A Dislocation Model of Seismic Wave Attenuation and Micro-creep in the Earth: Harold Jeffreys and the Rheology of the Solid Earth

Abstract

A microphysical model of seismic wave attenuation is developed to provide a physical basis to interpret temperature and frequency dependence of seismic wave attenuation. The model is based on the dynamics of dislocation motion in minerals with a high Peierls stress. It is proposed that most of seismic wave attenuation occurs through the migration of geometrical kinks (micro-glide) and/or nucleation/migration of an isolated pair of kinks (Bordoni peak), whereas the long-term plastic deformation involves the continuing nucleation and migration of kinks (macro-glide). Kink migration is much easier than kink nucleation, and this provides a natural explanation for the vast difference in dislocation mobility between seismic and geological time scales.
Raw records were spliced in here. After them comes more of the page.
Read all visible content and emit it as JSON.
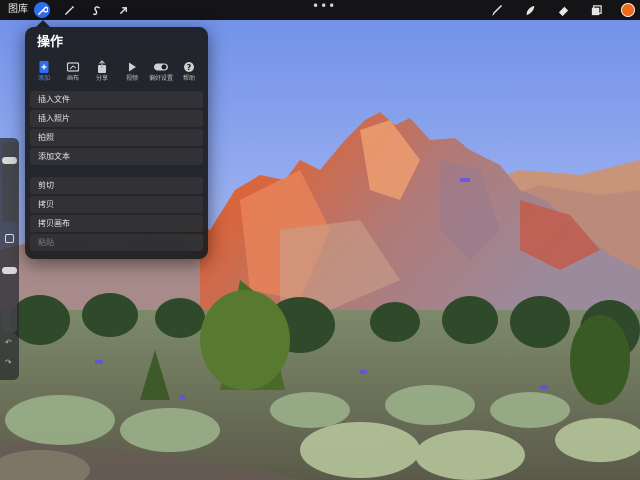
{
  "toolbar": {
    "gallery_label": "图库",
    "left_tools": [
      {
        "name": "actions-wrench-icon",
        "active": true
      },
      {
        "name": "adjustments-wand-icon",
        "active": false
      },
      {
        "name": "selection-s-icon",
        "active": false
      },
      {
        "name": "transform-arrow-icon",
        "active": false
      }
    ],
    "more_label": "•••",
    "right_tools": [
      "brush-icon",
      "smudge-icon",
      "eraser-icon",
      "layers-icon"
    ],
    "current_color": "#f06a1c"
  },
  "actions_popover": {
    "title": "操作",
    "tabs": [
      {
        "label": "添加",
        "icon": "add-file-icon",
        "active": true
      },
      {
        "label": "画布",
        "icon": "canvas-icon",
        "active": false
      },
      {
        "label": "分享",
        "icon": "share-icon",
        "active": false
      },
      {
        "label": "视频",
        "icon": "video-play-icon",
        "active": false
      },
      {
        "label": "偏好设置",
        "icon": "toggle-icon",
        "active": false
      },
      {
        "label": "帮助",
        "icon": "help-icon",
        "active": false
      }
    ],
    "items": [
      {
        "label": "插入文件",
        "disabled": false
      },
      {
        "label": "插入照片",
        "disabled": false
      },
      {
        "label": "拍照",
        "disabled": false
      },
      {
        "label": "添加文本",
        "disabled": false
      },
      {
        "label": "剪切",
        "disabled": false
      },
      {
        "label": "拷贝",
        "disabled": false
      },
      {
        "label": "拷贝画布",
        "disabled": false
      },
      {
        "label": "粘贴",
        "disabled": true
      }
    ]
  },
  "sidebar": {
    "brush_size_level": 0.2,
    "opacity_level": 0.2
  },
  "colors": {
    "accent": "#2f6df0",
    "active_tab_label": "#5b8cff",
    "toolbar_bg": "#141416"
  }
}
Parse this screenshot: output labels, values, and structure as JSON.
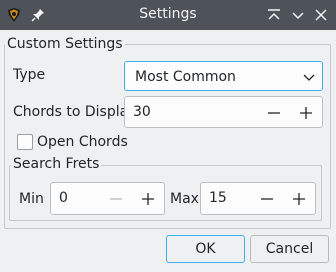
{
  "window": {
    "title": "Settings"
  },
  "group_custom": {
    "title": "Custom Settings"
  },
  "type_row": {
    "label": "Type",
    "value": "Most Common"
  },
  "chords_row": {
    "label": "Chords to Display",
    "value": "30"
  },
  "open_chords": {
    "label": "Open Chords",
    "checked": false
  },
  "group_frets": {
    "title": "Search Frets"
  },
  "min_row": {
    "label": "Min",
    "value": "0"
  },
  "max_row": {
    "label": "Max",
    "value": "15"
  },
  "buttons": {
    "ok": "OK",
    "cancel": "Cancel"
  },
  "colors": {
    "titlebar": "#4d5358",
    "window_bg": "#eff0f1",
    "accent": "#3daee9",
    "text": "#232629"
  },
  "icons": [
    "app-icon",
    "pin-icon",
    "keep-above-icon",
    "minimize-icon",
    "close-icon",
    "chevron-down-icon",
    "minus-icon",
    "plus-icon"
  ]
}
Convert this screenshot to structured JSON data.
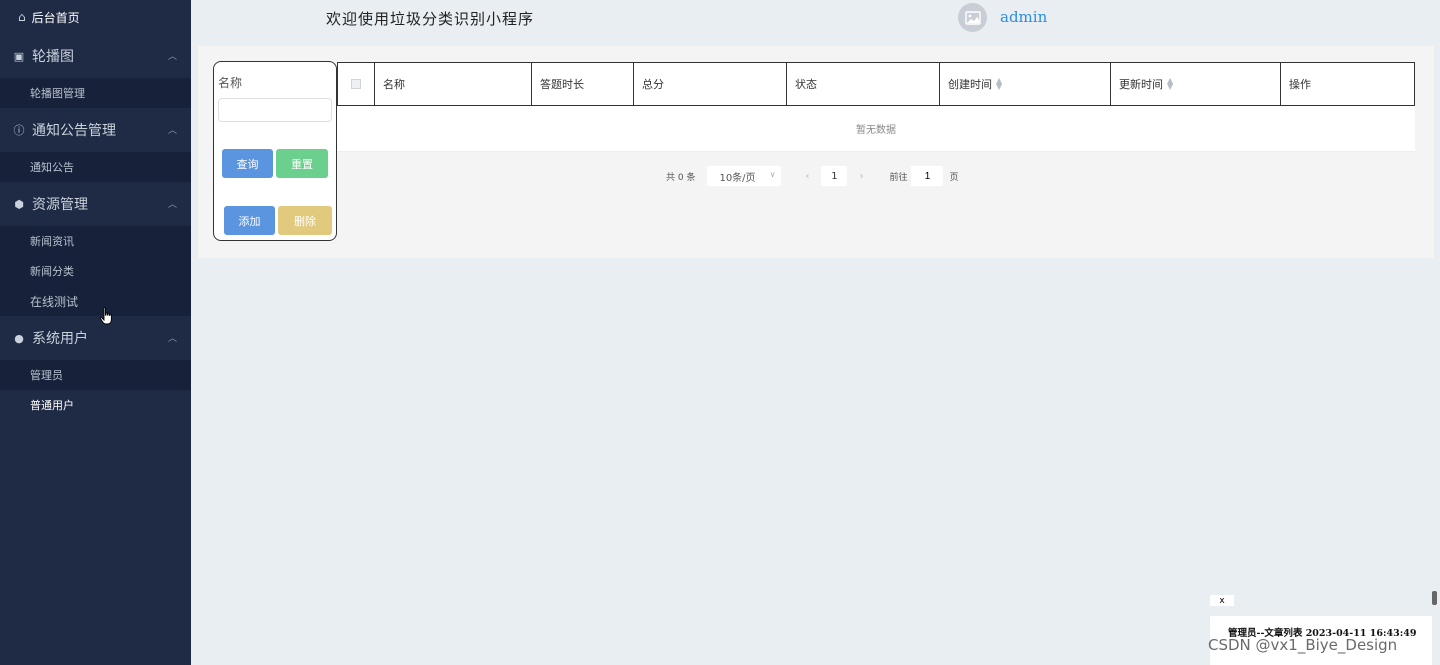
{
  "sidebar": {
    "home": "后台首页",
    "groups": [
      {
        "label": "轮播图",
        "items": [
          "轮播图管理"
        ]
      },
      {
        "label": "通知公告管理",
        "items": [
          "通知公告"
        ]
      },
      {
        "label": "资源管理",
        "items": [
          "新闻资讯",
          "新闻分类",
          "在线测试"
        ]
      },
      {
        "label": "系统用户",
        "items": [
          "管理员",
          "普通用户"
        ]
      }
    ]
  },
  "header": {
    "title": "欢迎使用垃圾分类识别小程序",
    "username": "admin"
  },
  "search": {
    "label": "名称",
    "value": "",
    "query_button": "查询",
    "reset_button": "重置",
    "add_button": "添加",
    "delete_button": "删除"
  },
  "table": {
    "columns": [
      "名称",
      "答题时长",
      "总分",
      "状态",
      "创建时间",
      "更新时间",
      "操作"
    ],
    "empty_text": "暂无数据"
  },
  "pagination": {
    "total_text": "共 0 条",
    "page_size": "10条/页",
    "current_page": "1",
    "goto_label": "前往",
    "goto_value": "1",
    "page_suffix": "页"
  },
  "overlay": {
    "close": "x",
    "notice": "管理员--文章列表 2023-04-11 16:43:49",
    "watermark": "CSDN @vx1_Biye_Design"
  }
}
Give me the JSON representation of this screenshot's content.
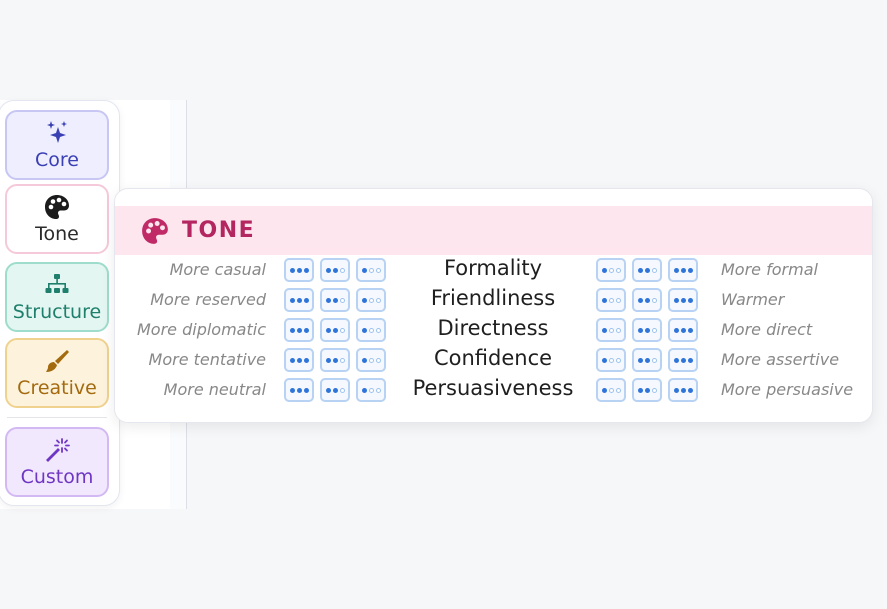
{
  "rail": {
    "categories": [
      {
        "label": "Core",
        "icon": "sparkles-icon"
      },
      {
        "label": "Tone",
        "icon": "palette-icon"
      },
      {
        "label": "Structure",
        "icon": "sitemap-icon"
      },
      {
        "label": "Creative",
        "icon": "paintbrush-icon"
      },
      {
        "label": "Custom",
        "icon": "magic-wand-icon"
      }
    ],
    "selected": "Tone"
  },
  "tone_panel": {
    "title": "TONE",
    "icon": "palette-icon",
    "rows": [
      {
        "left": "More casual",
        "name": "Formality",
        "right": "More formal"
      },
      {
        "left": "More reserved",
        "name": "Friendliness",
        "right": "Warmer"
      },
      {
        "left": "More diplomatic",
        "name": "Directness",
        "right": "More direct"
      },
      {
        "left": "More tentative",
        "name": "Confidence",
        "right": "More assertive"
      },
      {
        "left": "More neutral",
        "name": "Persuasiveness",
        "right": "More persuasive"
      }
    ],
    "left_button_levels": [
      3,
      2,
      1
    ],
    "right_button_levels": [
      1,
      2,
      3
    ]
  },
  "colors": {
    "accent": "#b3265f",
    "core": "#3a3fb4",
    "structure": "#1e7f6c",
    "creative": "#a36a10",
    "custom": "#6f36c4",
    "dot": "#2f74d8"
  }
}
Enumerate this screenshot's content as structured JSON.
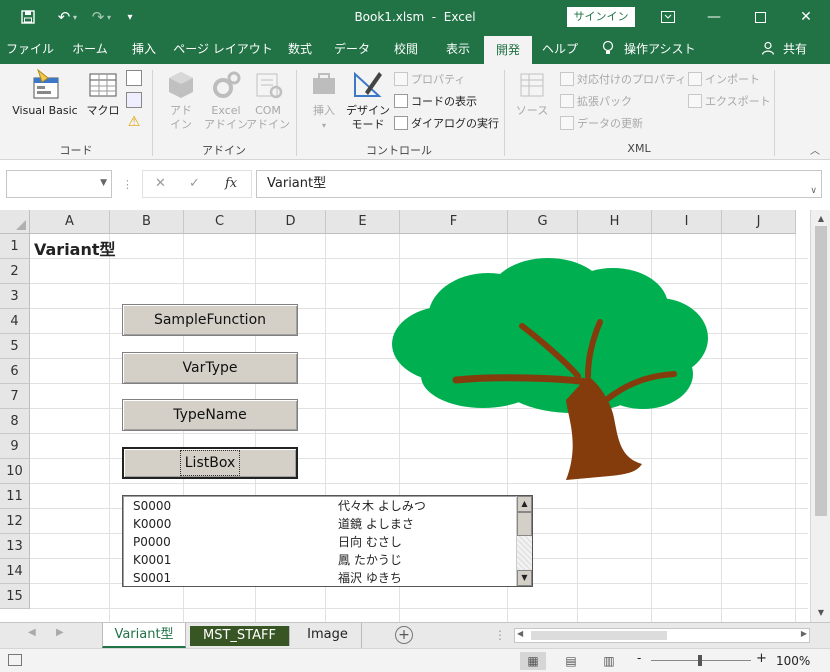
{
  "titlebar": {
    "filename": "Book1.xlsm",
    "separator": "-",
    "app": "Excel",
    "signin_label": "サインイン",
    "window_buttons": [
      "ribbon-display-icon",
      "minimize-icon",
      "maximize-icon",
      "close-icon"
    ]
  },
  "ribbon_tabs": [
    "ファイル",
    "ホーム",
    "挿入",
    "ページ レイアウト",
    "数式",
    "データ",
    "校閲",
    "表示",
    "開発",
    "ヘルプ",
    "操作アシスト",
    "共有"
  ],
  "active_tab": "開発",
  "ribbon": {
    "code": {
      "label": "コード",
      "visual_basic": "Visual Basic",
      "macro": "マクロ"
    },
    "addins": {
      "label": "アドイン",
      "addin": [
        "アド",
        "イン"
      ],
      "excel_addin": [
        "Excel",
        "アドイン"
      ],
      "com_addin": [
        "COM",
        "アドイン"
      ]
    },
    "controls": {
      "label": "コントロール",
      "insert": [
        "挿入"
      ],
      "design_mode": [
        "デザイン",
        "モード"
      ],
      "properties": "プロパティ",
      "view_code": "コードの表示",
      "run_dialog": "ダイアログの実行"
    },
    "xml": {
      "label": "XML",
      "source": "ソース",
      "map_properties": "対応付けのプロパティ",
      "expansion_packs": "拡張パック",
      "refresh_data": "データの更新",
      "import": "インポート",
      "export": "エクスポート"
    }
  },
  "formula_bar": {
    "name_box": "",
    "fx": "fx",
    "content": "Variant型"
  },
  "columns": [
    "A",
    "B",
    "C",
    "D",
    "E",
    "F",
    "G",
    "H",
    "I",
    "J"
  ],
  "rows": [
    "1",
    "2",
    "3",
    "4",
    "5",
    "6",
    "7",
    "8",
    "9",
    "10",
    "11",
    "12",
    "13",
    "14",
    "15"
  ],
  "cell_a1": "Variant型",
  "form_buttons": [
    "SampleFunction",
    "VarType",
    "TypeName",
    "ListBox"
  ],
  "listbox_items": [
    [
      "S0000",
      "代々木 よしみつ"
    ],
    [
      "K0000",
      "道鏡 よしまさ"
    ],
    [
      "P0000",
      "日向 むさし"
    ],
    [
      "K0001",
      "鳳 たかうじ"
    ],
    [
      "S0001",
      "福沢 ゆきち"
    ]
  ],
  "sheet_tabs": [
    "Variant型",
    "MST_STAFF",
    "Image"
  ],
  "active_sheet": "Variant型",
  "status": {
    "zoom": "100%",
    "zoom_minus": "-",
    "zoom_plus": "+"
  },
  "colors": {
    "excel_green": "#217346",
    "tree_foliage": "#00b050",
    "tree_trunk": "#843c0c",
    "mst_staff_tab": "#375623"
  }
}
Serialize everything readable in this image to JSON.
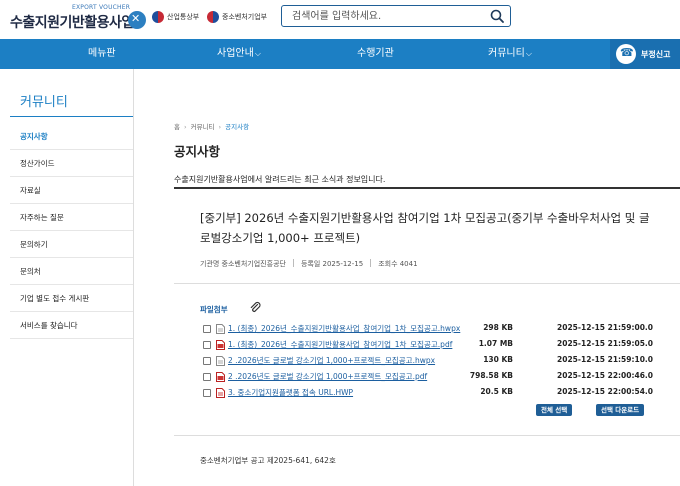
{
  "header": {
    "logo_sub": "EXPORT VOUCHER",
    "logo_main": "수출지원기반활용사업",
    "ministries": [
      "산업통상부",
      "중소벤처기업부"
    ],
    "search_placeholder": "검색어를 입력하세요."
  },
  "nav": {
    "items": [
      "메뉴판",
      "사업안내",
      "수행기관",
      "커뮤니티"
    ],
    "report_label": "부정신고"
  },
  "sidebar": {
    "title": "커뮤니티",
    "items": [
      "공지사항",
      "정산가이드",
      "자료실",
      "자주하는 질문",
      "문의하기",
      "문의처",
      "기업 별도 접수 게시판",
      "서비스를 찾습니다"
    ],
    "active_index": 0
  },
  "breadcrumb": [
    "홈",
    "커뮤니티",
    "공지사항"
  ],
  "page": {
    "title": "공지사항",
    "description": "수출지원기반활용사업에서 알려드리는 최근 소식과 정보입니다."
  },
  "post": {
    "title": "[중기부] 2026년 수출지원기반활용사업 참여기업 1차 모집공고(중기부 수출바우처사업 및 글로벌강소기업 1,000+ 프로젝트)",
    "agency": "기관명 중소벤처기업진흥공단",
    "registered": "등록일 2025-12-15",
    "views": "조회수 4041"
  },
  "attachments": {
    "label": "파일첨부",
    "files": [
      {
        "name": "1. (최종)_2026년_수출지원기반활용사업_참여기업_1차_모집공고.hwpx",
        "size": "298 KB",
        "date": "2025-12-15 21:59:00.0",
        "icon": "hwp-file-icon"
      },
      {
        "name": "1. (최종)_2026년_수출지원기반활용사업_참여기업_1차_모집공고.pdf",
        "size": "1.07 MB",
        "date": "2025-12-15 21:59:05.0",
        "icon": "pdf-file-icon"
      },
      {
        "name": "2 .2026년도 글로벌 강소기업 1,000+프로젝트_모집공고.hwpx",
        "size": "130 KB",
        "date": "2025-12-15 21:59:10.0",
        "icon": "hwp-file-icon"
      },
      {
        "name": "2 .2026년도 글로벌 강소기업 1,000+프로젝트_모집공고.pdf",
        "size": "798.58 KB",
        "date": "2025-12-15 22:00:46.0",
        "icon": "pdf-file-icon"
      },
      {
        "name": "3. 중소기업지원플랫폼 접속 URL.HWP",
        "size": "20.5 KB",
        "date": "2025-12-15 22:00:54.0",
        "icon": "hwp-file-icon"
      }
    ],
    "select_all_label": "전체 선택",
    "download_label": "선택 다운로드"
  },
  "notice": "중소벤처기업부 공고 제2025-641, 642호",
  "colors": {
    "nav_bg": "#1c7fc4",
    "link": "#1c5fa0",
    "button": "#1f5e96"
  }
}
The frequency and temperature dependences of attenuation depend on the geometry and dynamics of dislocation motion both of which affect the distribution of relaxation times. The distribution of relaxation times is largely controlled by the distribution in distance between pinning points of dislocations, L, and the observed frequency dependence of Q, Q ∝ w α, is shown to require a distribution function of P(L) ∝ L −m with m = 4 − 2α. The activation energy of Q −1 in minerals with a high Peierls stress corresponds to that for kink nucleation and is similar to that of long-term creep. The observed large lateral variation in Q −1 strongly suggests that the Q −1 in the mantle is frequency dependent. Micro-deformation with high dislocation mobility will (temporarily) cease when all the geometrical kinks are exhausted. For a typical dislocation density of ~ 108 m−2, transient creep with small viscosity related to seismic wave attenuation will persist up to the strain of ~10−6, thus even a small strain (~10−6 − 10−4) process such as post-glacial rebound is only marginally affected by this type of anelastic relaxation. At longer time scales continuing nucleation of kinks becomes important and enables indefinitely large strain, steady-state creep, causing viscous behavior.